Filoktitis Oikonomidis

Conductor, Violinist
He was born in Athens in 1889. He received a Ph.D. from the Athens Law School. He studied at the Athens Conservatory, where he later served as a teacher of advanced music theory and director (1930-39). He was the teacher and educator of important Greek musicians and composers (Dimitris Mitropoulos, Mikis Theodorakis, et al.). He served as director of the Piraeus Conservatory (1924-31) and participated in the Athens Conservatory Symphony Orchesrta as a violinist (1900-42) and as a viola soloist (1900-17). In 1921 he founded the Choir of Athens, which he directed and with which he presented, for the first time in Greece, oratorios by leading composers, such as: Bach's Matthäuspassion and Mass in B minor, Mozart's Krönungsmesse and Requiem, Händel's Messiah, Haydn's Die Schöpfung, Honegger's Le Roi David, Berlioz's La damnation de Faust, Mussorgsky's Boris Godunov, etc.
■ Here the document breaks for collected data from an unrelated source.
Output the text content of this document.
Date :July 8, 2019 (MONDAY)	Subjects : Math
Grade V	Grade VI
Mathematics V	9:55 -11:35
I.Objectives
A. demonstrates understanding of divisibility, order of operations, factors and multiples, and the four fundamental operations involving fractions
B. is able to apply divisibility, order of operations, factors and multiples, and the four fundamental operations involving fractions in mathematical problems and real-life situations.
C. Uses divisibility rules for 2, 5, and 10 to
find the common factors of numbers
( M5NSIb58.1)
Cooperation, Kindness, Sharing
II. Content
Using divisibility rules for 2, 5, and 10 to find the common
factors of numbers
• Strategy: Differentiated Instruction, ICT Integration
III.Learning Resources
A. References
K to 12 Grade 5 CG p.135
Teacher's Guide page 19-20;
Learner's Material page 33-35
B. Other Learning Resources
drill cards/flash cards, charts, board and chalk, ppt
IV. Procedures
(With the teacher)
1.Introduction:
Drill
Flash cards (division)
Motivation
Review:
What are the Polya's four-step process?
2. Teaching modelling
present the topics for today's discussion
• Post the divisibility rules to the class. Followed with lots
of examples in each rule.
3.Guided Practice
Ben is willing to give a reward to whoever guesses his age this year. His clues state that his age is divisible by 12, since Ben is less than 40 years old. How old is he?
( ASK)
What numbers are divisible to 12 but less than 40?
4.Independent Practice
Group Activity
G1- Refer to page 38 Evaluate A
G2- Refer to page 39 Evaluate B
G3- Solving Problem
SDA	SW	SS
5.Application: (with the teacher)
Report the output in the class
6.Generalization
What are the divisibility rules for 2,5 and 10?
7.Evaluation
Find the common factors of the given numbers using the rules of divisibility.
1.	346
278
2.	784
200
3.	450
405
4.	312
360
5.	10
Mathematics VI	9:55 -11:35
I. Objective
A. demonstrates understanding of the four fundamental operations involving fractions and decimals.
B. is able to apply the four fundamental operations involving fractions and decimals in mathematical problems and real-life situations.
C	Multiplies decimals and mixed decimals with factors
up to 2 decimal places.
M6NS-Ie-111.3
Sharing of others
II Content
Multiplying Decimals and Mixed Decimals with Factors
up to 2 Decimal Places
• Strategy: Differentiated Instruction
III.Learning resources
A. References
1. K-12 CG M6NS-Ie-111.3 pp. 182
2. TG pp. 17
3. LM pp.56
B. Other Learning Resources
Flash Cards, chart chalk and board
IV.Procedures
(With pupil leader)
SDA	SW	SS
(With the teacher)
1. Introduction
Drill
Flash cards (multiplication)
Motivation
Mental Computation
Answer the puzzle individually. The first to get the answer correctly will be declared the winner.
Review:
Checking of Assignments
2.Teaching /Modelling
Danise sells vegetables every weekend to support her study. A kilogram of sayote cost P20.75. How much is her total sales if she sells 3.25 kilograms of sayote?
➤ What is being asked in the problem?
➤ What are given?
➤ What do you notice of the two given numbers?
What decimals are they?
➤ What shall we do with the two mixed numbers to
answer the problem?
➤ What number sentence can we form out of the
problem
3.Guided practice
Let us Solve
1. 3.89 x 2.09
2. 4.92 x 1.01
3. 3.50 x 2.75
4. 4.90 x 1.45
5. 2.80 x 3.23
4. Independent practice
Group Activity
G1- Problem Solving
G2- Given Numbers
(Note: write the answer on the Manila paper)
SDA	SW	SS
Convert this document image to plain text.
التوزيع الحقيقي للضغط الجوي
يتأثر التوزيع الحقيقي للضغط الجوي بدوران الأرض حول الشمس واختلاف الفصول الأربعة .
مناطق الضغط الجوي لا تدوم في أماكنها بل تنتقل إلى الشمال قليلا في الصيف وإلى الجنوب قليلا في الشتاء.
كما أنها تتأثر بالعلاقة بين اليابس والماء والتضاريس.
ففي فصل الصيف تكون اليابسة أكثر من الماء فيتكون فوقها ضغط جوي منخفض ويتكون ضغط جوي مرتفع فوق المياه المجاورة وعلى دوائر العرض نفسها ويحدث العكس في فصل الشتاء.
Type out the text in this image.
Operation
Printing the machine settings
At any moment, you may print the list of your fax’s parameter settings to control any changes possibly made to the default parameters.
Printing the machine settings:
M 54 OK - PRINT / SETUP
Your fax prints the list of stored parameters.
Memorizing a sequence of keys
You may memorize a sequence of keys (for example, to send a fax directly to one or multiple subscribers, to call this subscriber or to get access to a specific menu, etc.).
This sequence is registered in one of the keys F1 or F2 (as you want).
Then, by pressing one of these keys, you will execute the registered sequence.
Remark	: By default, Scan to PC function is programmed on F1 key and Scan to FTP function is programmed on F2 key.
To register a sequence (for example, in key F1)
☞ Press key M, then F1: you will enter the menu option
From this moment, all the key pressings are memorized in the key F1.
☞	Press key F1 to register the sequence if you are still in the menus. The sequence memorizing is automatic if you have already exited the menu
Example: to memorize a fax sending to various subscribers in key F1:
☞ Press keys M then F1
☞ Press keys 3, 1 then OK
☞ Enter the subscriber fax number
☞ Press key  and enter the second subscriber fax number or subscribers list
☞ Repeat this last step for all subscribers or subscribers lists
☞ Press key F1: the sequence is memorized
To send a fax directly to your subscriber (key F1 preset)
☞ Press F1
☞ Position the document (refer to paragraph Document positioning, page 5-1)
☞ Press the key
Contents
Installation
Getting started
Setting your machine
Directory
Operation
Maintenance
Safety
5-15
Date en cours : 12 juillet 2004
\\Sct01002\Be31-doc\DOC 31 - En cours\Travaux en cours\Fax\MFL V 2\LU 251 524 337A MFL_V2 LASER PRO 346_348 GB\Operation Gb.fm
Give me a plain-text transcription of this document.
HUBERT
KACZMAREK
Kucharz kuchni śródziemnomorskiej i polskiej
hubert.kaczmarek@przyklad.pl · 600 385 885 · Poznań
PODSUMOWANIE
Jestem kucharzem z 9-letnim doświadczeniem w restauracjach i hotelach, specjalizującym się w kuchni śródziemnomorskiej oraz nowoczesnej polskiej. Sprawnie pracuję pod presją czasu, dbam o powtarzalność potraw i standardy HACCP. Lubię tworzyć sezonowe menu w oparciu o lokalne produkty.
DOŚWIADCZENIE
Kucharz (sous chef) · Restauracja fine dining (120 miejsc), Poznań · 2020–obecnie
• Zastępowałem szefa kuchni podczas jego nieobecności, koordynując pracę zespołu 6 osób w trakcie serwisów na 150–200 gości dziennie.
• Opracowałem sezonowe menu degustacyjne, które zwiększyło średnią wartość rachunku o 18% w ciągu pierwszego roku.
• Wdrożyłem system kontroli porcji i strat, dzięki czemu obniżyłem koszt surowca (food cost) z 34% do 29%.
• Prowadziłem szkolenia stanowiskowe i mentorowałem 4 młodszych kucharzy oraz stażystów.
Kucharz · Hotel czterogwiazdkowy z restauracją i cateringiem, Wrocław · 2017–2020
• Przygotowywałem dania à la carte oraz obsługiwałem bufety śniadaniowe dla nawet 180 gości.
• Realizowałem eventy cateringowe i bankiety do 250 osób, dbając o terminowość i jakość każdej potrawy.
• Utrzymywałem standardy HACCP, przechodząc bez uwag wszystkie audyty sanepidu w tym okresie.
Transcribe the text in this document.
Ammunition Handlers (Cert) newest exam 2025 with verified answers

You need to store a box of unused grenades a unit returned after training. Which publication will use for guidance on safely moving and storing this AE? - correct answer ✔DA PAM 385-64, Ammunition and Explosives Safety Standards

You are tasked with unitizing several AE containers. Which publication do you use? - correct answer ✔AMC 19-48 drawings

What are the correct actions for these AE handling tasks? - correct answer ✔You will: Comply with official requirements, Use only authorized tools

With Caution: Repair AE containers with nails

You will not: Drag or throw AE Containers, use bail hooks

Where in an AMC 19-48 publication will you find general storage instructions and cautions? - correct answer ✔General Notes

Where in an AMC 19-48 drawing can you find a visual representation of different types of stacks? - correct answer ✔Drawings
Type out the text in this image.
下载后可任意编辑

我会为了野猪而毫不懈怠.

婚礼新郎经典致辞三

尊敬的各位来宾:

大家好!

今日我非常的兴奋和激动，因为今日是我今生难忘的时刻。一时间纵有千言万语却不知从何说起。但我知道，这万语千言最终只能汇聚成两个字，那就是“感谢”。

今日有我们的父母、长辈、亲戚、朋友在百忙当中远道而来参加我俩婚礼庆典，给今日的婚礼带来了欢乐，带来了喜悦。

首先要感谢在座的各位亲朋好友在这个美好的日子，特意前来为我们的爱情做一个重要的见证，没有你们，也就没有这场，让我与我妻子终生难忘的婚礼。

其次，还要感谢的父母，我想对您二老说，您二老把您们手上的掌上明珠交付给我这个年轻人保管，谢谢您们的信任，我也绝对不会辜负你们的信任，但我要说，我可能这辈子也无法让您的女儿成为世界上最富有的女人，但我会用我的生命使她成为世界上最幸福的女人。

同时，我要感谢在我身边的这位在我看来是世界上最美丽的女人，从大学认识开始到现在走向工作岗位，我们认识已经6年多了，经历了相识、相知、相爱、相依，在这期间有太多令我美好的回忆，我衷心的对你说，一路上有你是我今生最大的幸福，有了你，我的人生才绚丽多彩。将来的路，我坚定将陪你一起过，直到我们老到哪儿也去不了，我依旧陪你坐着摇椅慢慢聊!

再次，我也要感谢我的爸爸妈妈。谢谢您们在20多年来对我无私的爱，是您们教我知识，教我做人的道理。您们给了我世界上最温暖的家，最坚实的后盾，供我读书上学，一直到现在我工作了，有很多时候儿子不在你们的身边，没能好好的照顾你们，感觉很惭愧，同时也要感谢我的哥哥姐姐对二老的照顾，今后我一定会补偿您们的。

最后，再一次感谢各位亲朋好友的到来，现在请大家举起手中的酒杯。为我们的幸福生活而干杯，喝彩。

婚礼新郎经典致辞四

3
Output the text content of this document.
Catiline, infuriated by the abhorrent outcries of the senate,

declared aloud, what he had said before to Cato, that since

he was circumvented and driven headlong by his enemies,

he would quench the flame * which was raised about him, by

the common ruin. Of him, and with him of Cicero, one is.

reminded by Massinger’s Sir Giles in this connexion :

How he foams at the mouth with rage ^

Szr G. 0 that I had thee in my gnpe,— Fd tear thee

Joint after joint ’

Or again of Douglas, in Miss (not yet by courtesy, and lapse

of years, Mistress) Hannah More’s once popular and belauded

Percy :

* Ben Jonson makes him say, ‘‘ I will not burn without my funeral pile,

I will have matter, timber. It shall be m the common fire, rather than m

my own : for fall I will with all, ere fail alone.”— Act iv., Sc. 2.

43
In 1922, he co-founded the Athens Folk Concerts series, where he also served as conductor. In 1942, he transformed the Athens Conservatory Symphony Orchestra into the Athens State Orchestra and became its lifelong director general. He was a prominent figure of the modern Greek music scene for over half a century. In addition, he conducted major music ensembles abroad, including: the Philharmonics of Berlin and London, the Vienna Symphony, the orchestra of St. Cecilia's conservatory in Rome, the Radio France Philharmonic Orchestra in Paris, the orchestra of the Naples Conservatory, etc. He orchestrated Greek folk songs and authored textbooks on music. In 1955, he and Dino Yannopoulos co-organized the first Athens Festival, where he conducted the GNO force in the opera Orpheus and Eurydice [Orfeo ed Eurydice]. In 1954 he served as unpaid director of the GNO. He died in Athens on 10/12/1957.